If the friendship is mostly situational, there isn't any way to talk about your new FIRE status without a possible change to the friendship. You are no longer in a similar place. If the friendship is based on things you continue to share like hobbies or other interests, it might adapt and continue.  If you can't be open with your friends about what's going on in your life, whether FIRE or something else, that might indicate some natural limits to the friendship.

The good news? You'll continue to make new friends throughout your life, and you'll connect and reconnect with old friends as your lives and interests go in and out of alignment.

NB. I'd be ticked if I thought I was sharing similar life stages and challenges with a friend only to discover that they were secretly millionaires or had won the lottery or were FIRE, but didn't respect or trust me enough to be honest about their life.

Edited to add: How much detail you might give these friends about your finances would be affected by how much detail you'd give them about other areas of your life.  Not all friendships need to be "soul baring". Too exhausting!  But you say you're "very close", which implies you do share personal things. If so, what's more personal than FIRE .  But you know best what level of calibration is appropriate with friends, or family for that matter.

flyingaway:
I am always confused by these questions. Who cares if you are retired or not? It is probably you who may think too much about these things.

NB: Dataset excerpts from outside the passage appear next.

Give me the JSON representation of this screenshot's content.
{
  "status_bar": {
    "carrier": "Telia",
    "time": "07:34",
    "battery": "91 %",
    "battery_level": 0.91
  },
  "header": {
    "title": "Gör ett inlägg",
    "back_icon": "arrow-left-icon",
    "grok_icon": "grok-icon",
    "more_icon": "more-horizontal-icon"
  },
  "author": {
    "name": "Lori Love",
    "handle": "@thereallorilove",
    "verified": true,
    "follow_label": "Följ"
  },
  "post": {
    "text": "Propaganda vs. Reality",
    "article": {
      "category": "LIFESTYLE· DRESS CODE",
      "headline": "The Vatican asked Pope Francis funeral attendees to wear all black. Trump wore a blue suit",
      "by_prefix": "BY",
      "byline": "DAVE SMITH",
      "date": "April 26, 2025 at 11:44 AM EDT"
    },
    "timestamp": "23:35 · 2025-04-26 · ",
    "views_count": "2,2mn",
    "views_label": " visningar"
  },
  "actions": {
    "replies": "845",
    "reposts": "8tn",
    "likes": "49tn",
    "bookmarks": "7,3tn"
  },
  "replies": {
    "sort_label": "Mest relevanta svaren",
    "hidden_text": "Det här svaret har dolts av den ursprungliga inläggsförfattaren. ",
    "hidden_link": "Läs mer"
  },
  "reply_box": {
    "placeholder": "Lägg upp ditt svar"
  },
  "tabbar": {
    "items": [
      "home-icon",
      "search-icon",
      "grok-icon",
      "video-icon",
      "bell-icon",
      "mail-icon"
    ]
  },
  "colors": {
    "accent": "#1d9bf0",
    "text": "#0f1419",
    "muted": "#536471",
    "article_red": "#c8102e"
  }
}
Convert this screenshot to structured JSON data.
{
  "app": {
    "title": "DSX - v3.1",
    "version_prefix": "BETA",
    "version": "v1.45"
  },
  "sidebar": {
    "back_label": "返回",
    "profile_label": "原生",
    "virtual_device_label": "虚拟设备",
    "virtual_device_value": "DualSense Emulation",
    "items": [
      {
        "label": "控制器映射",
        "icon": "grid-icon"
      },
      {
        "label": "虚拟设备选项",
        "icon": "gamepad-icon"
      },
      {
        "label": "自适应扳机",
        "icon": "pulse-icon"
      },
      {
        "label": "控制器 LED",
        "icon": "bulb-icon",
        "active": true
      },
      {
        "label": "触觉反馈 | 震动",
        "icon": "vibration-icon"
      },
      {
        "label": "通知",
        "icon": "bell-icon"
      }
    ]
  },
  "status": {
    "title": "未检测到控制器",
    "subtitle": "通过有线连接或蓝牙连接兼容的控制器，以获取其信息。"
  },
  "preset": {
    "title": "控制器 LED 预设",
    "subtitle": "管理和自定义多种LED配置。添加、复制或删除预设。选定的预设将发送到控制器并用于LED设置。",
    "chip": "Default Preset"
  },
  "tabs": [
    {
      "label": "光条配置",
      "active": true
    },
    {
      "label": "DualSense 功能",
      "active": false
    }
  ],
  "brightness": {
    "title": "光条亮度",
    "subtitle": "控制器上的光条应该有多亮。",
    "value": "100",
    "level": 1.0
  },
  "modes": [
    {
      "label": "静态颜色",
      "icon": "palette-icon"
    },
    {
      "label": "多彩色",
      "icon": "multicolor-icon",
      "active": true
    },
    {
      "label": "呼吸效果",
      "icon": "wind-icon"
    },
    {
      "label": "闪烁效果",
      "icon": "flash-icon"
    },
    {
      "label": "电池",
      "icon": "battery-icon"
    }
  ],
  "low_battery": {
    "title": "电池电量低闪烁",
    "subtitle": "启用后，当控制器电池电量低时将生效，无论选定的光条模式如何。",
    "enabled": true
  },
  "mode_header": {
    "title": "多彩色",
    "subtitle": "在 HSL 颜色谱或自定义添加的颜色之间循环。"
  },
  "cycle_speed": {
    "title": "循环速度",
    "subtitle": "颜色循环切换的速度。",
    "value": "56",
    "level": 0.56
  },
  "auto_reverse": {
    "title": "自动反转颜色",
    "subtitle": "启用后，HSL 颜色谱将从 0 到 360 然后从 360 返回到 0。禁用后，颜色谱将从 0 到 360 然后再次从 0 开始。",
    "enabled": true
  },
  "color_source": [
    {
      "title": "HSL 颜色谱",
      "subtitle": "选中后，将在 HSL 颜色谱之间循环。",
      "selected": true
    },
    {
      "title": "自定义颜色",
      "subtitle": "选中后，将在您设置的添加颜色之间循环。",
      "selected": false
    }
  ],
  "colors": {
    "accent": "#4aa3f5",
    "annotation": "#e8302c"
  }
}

If my friend wins a lottery of $100K, life will go on as usual. If someone wins $10M, he may just find new friends with similar finances. But I will be I am.

You are retired, so what?

Linea_Norway:
I think you should stay as close as possible to the truth as you are comfortable with. Anything else would be awkward for you. But you could sell it as a sabbatical without an end date at first. Only when they start asking you after a year when you plan to go back to work, you might indicate that you financially don't need to have that kind of wellpaying job anymore. This is what we did with friends and they accepted that explanation. If you take a sabbatical first, you already show them that you can afford taking a year off, which could lead tovarous reactions. In our case, we sold a clown house for a high price and told them we could in the future live in a cheaper house. That way is wasn't so difficult to explain that we didn't need high paying jobs.